Mr. Justice Swift—He clearly has no right to have it. Whoever has possession of those letters is in possession, according to this lady’s evidence, of stolen property. Merely asking somebody whom you suspect of being in possession of stolen property to produce it does not give you the right to give secondary evidence of the document id that person does not produce it.

     

When some of the copies of the missing letters were produced and referred to, Mr.

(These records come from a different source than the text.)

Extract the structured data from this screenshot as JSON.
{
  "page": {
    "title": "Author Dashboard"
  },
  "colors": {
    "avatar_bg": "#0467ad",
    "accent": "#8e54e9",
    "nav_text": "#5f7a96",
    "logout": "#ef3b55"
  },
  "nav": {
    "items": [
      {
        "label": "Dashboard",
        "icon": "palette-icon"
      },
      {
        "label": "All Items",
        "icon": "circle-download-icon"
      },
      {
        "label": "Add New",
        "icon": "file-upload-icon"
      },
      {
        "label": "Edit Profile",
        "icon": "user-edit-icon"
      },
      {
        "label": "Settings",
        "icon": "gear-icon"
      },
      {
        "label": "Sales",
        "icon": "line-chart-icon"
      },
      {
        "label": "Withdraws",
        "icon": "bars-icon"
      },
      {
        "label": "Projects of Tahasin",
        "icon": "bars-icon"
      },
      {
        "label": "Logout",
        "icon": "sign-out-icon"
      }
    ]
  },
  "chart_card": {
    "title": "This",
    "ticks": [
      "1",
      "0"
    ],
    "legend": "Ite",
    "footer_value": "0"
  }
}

Justice Swift agreed with Mr. Hilbery that they should remain in the custody of the Court. He instructed the associate of the Court to keep them until the case was over.

     

Mr. Hilbery said this was all his evidence. He wished, however, to refute any suggestion that the solicitors instructing him had been a party to purchasing any evidence.

     

Mr. Eddy—My suggestion was, is, and will be, that money explains the presence of Miss Betty May (Mrs. Sedgwick) in the witness-box. I do not make any sort of imputation upon the solicitors.

 

JUDGE’S COMMENT

 

“I have been over 40 years engaged in the administration of the law in one capacity or another” said the judge. “I thought that I knew of every conceivable form of wickedness. I thought that everything which was vicious and bad had been produced at one time or another before me. I have learnt in this case that we can always learn something more if we live long enough.”

     

He asked the jury if they were still of the same opinion as they had intimated earlier.

     

The foreman said that the jury were unanimous—they found a verdict for the defendants.

     

Judgment was entered for the defendants with costs. Mr. Justice Swift said that there was no reflection upon the solicitor for the publishers and printers.

     

The Judge refused a stay of execution. As to the documents in his custody, he told the defence, “We will keep the letters in court, and we shall certainly have them in proper custody if you take them to another court.”